Rae inside the cistern before placement.

Cistern in place!

-Ducklings brought home on Saturday! As of today they are six days old. They cheep loudly when we're not in the bathroom with them, unless they are napping. We've given them a little taste of swimming, during which two of them excitedly dove into the water and darted around like fish! Since they don't have feathers yet we only let them swim for a short time under supervision before drying them off and putting them back in their box under the heat lamp. I'll be learning a lot in the next few weeks!


-Rumi is currently lying in front of the closed bathroom door, wherein the ducklings are nested. She whines at the door and asks to be let in. She sticks here head in the box and wags her tail, licks the ducklings that I hold up for her. She's the momma of the house and constantly has an eye on every creature. Such a tender heart.

-Kittens Keiro and Augustus wake us each morning climbing on the bedroom furniture, jumping from one body to another and rustling in whatever makes the most noise. They are 10 months old now and seem to be losing some of the kitten fat that made them so round for a while. They are filling out with muscle and every week seem to feel heavier and sturdier. They have this miraculous cat ability to annoy the shit out of you and then melt your heart the moment you're ready to kick them out of the house. Sweet little demons.

-Gardening/planting: my asparagus is in the ground, along with some artichoke. Our main garden rows will be sitting this year for soil development so I'm trying to be content with my herb garden in the front yard and pollinator planting around the property.

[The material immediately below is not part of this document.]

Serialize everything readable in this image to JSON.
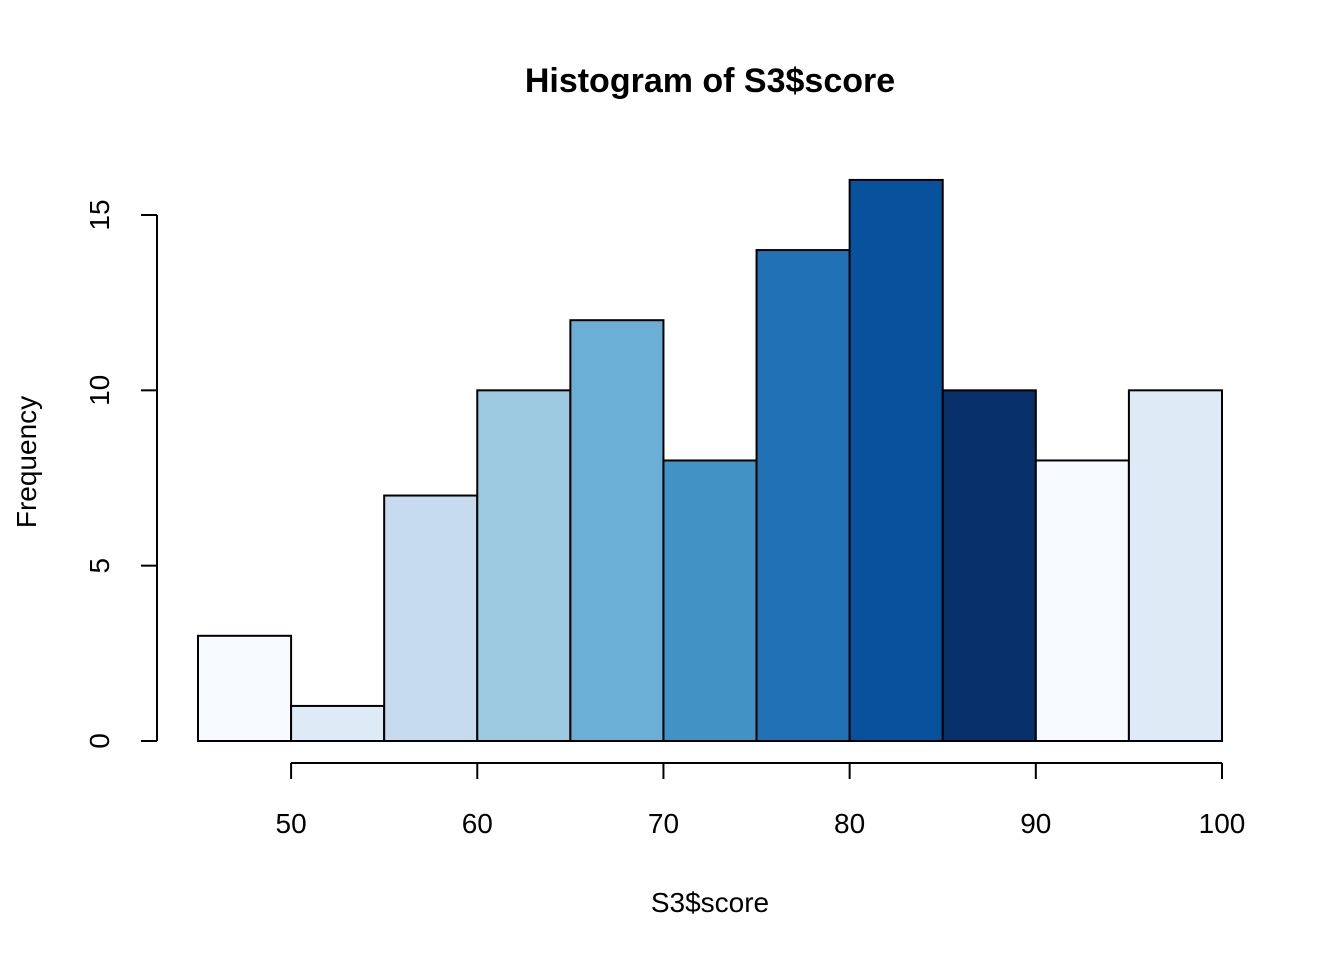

-Recently started Seattle Tilth's Master Recycler Composter course on the Eastside. I'm traveling a bit East out of the city to educate myself further on the sustainable practices that I've called 'hobby' for so long. I'm loving it so far and enjoy deepening my experience in something so desperately needed today.
Enviroscapes visual aid in showing how rainwater runoff and pollution effect the environment.


-Randomly, it seems, I chose an online course over Vital Signs. It's some review from college anatomy/physiology with a more in depth look at each process in the body. I'm not sure exactly what I want to use physiological knowledge for but I find it so interesting. I went the BS route in school because I felt a holistic body/mind approach to counseling (and life in general) was something I wanted to invest in, and I'm finding over ten years later that hasn't changed. Not feeling the need to tie everything together just yet but I'm loving it.


520 Bridge Opening Ride!

This was the best part - biking the interstate express lane!

 I'm sure I'll think of something I've missed, but that's a good plug for my loves far away. Cheers!